A client who was receiving a benzodiazepine for treatment of anxiety tells the nurse that he has decided to discontinue the treatment. Which of the following would the nurse include in the teaching plan for this client?
- A. Be sure to gradually decrease the dosage over time.
- B. It's fine to just stop taking the medication.
- C. You need to first increase the dose and then stop.

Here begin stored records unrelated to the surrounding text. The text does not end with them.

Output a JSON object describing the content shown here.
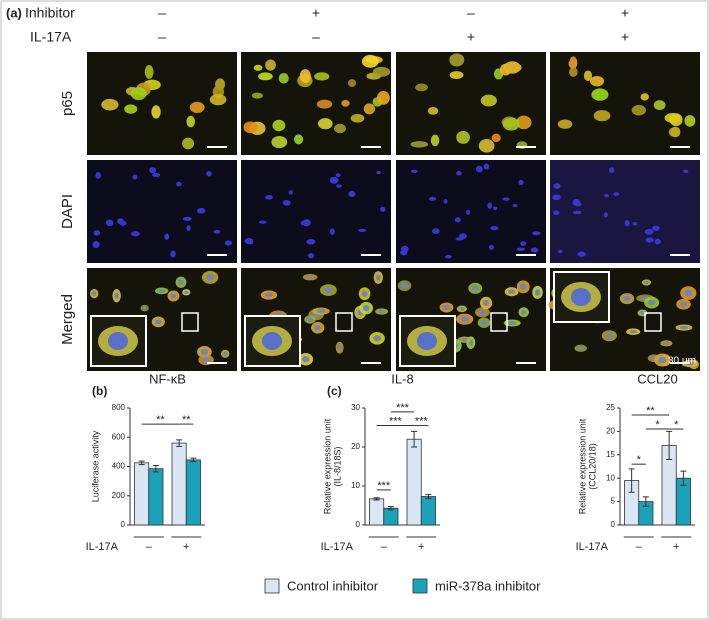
{
  "header": {
    "panel": "(a)",
    "rows": [
      {
        "label": "Inhibitor",
        "values": [
          "–",
          "+",
          "–",
          "+"
        ]
      },
      {
        "label": "IL-17A",
        "values": [
          "–",
          "–",
          "+",
          "+"
        ]
      }
    ]
  },
  "image_rows": [
    "p65",
    "DAPI",
    "Merged"
  ],
  "scale_bar": "30 μm",
  "chart_data": [
    {
      "type": "bar",
      "panel": "(b)",
      "title": "NF-κB",
      "ylabel": "Luciferase activity",
      "xlabel": "IL-17A",
      "categories": [
        "–",
        "+"
      ],
      "ylim": [
        0,
        800
      ],
      "yticks": [
        0,
        200,
        400,
        600,
        800
      ],
      "series": [
        {
          "name": "Control inhibitor",
          "color": "#dbe6f4",
          "values": [
            425,
            560
          ],
          "errors": [
            12,
            22
          ]
        },
        {
          "name": "miR-378a inhibitor",
          "color": "#1aa3b8",
          "values": [
            385,
            445
          ],
          "errors": [
            22,
            12
          ]
        }
      ],
      "annotations": [
        "**",
        "**"
      ]
    },
    {
      "type": "bar",
      "panel": "(c)",
      "title": "IL-8",
      "ylabel": [
        "Relative expression unit",
        "(IL-8/18S)"
      ],
      "xlabel": "IL-17A",
      "categories": [
        "–",
        "+"
      ],
      "ylim": [
        0,
        30
      ],
      "yticks": [
        0,
        10,
        20,
        30
      ],
      "series": [
        {
          "color": "#dbe6f4",
          "values": [
            6.7,
            22
          ],
          "errors": [
            0.3,
            2
          ]
        },
        {
          "color": "#1aa3b8",
          "values": [
            4.3,
            7.3
          ],
          "errors": [
            0.4,
            0.5
          ]
        }
      ],
      "annotations": [
        "***",
        "***",
        "***",
        "***"
      ]
    },
    {
      "type": "bar",
      "title": "CCL20",
      "ylabel": [
        "Relative expression unit",
        "(CCL20/18)"
      ],
      "xlabel": "IL-17A",
      "categories": [
        "–",
        "+"
      ],
      "ylim": [
        0,
        25
      ],
      "yticks": [
        0,
        5,
        10,
        15,
        20,
        25
      ],
      "series": [
        {
          "color": "#dbe6f4",
          "values": [
            9.5,
            17
          ],
          "errors": [
            2.5,
            3
          ]
        },
        {
          "color": "#1aa3b8",
          "values": [
            5,
            10
          ],
          "errors": [
            1,
            1.5
          ]
        }
      ],
      "annotations": [
        "*",
        "**",
        "*",
        "*"
      ]
    }
  ]
}
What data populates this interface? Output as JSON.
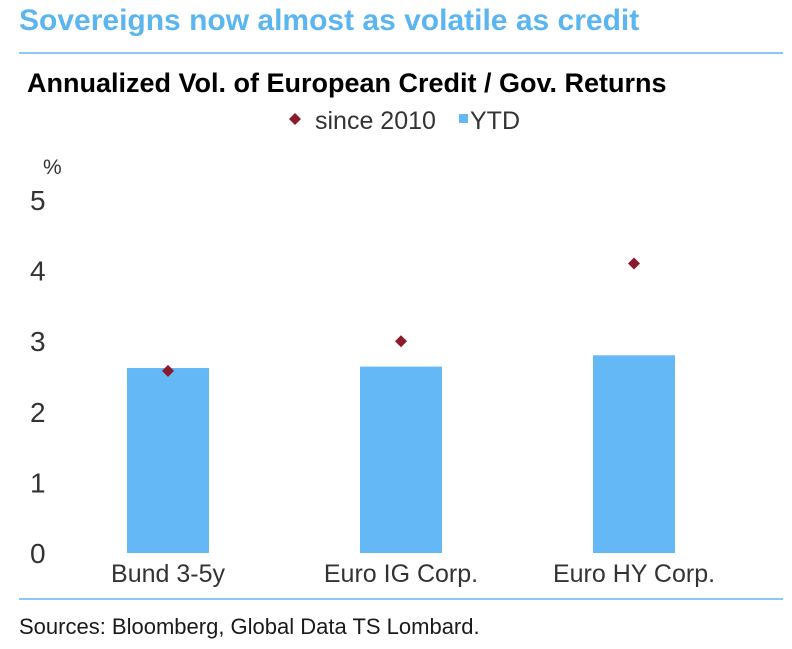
{
  "headline": "Sovereigns now almost as volatile as credit",
  "source": "Sources: Bloomberg, Global Data TS Lombard.",
  "colors": {
    "headline": "#5bb6f0",
    "bar": "#64b8f5",
    "marker": "#8b1a2b",
    "rule": "#8cc8f2"
  },
  "chart_data": {
    "type": "bar",
    "title": "Annualized Vol. of European Credit / Gov. Returns",
    "ylabel": "%",
    "xlabel": "",
    "ylim": [
      0,
      5
    ],
    "yticks": [
      "0",
      "1",
      "2",
      "3",
      "4",
      "5"
    ],
    "grid": false,
    "legend_position": "top-center",
    "categories": [
      "Bund 3-5y",
      "Euro IG Corp.",
      "Euro HY Corp."
    ],
    "series": [
      {
        "name": "since 2010",
        "kind": "marker",
        "values": [
          2.58,
          3.0,
          4.1
        ]
      },
      {
        "name": "YTD",
        "kind": "bar",
        "values": [
          2.62,
          2.64,
          2.8
        ]
      }
    ]
  }
}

- D. It's important that you continue the medication even if you want to stop.
Correct Answer: A
Rationale: The nurse should suggest the client gradually decrease the dosage schedule to avoid withdrawal symptoms. It is not advisable for the nurse to suggest just stopping the medication, increasing the dosage, or continuing with the medication as prescribed.
A nurse suspects that a client who is receiving lorazepam may be experiencing benzodiazepine withdrawal based on assessment of which of the following? Select all that apply.
- A. Anxiety
- B. Tremor
- C. Photophobia
- D. Insomnia
- E. Metallic taste
Correct Answer: A,B,C,E
Rationale: Symptoms of benzodiazepine withdrawal include increased anxiety, concentration difficulties, tremor, and sensory disturbances, such as paresthesias, photophobia, hypersomnia, and metallic taste.
A client who is receiving a benzodiazepine tells the nurse that his mouth feels really dry. Which of the following would the nurse include in the teaching plan for this client?
- A. Try drinking about 8 ounces of water at least every 2 hours.
- B. Sucking on hard sugarless candy might help you.
- C. Make sure you eat a lot of green leafy vegetables.
- D. Change your position slowly as you get out of bed.
Correct Answer: B
Rationale: For dry mouth, the nurse should suggest sucking on hard, sugarless candies or chewing sugarless gum. Frequent sips of water would also help, but drinking 8 ounces of water every 2 hours could lead to fluid overload. Eating green leafy vegetables would help with constipation. Changing positions slowly would be appropriate if the client reported dizziness or lightheadedness.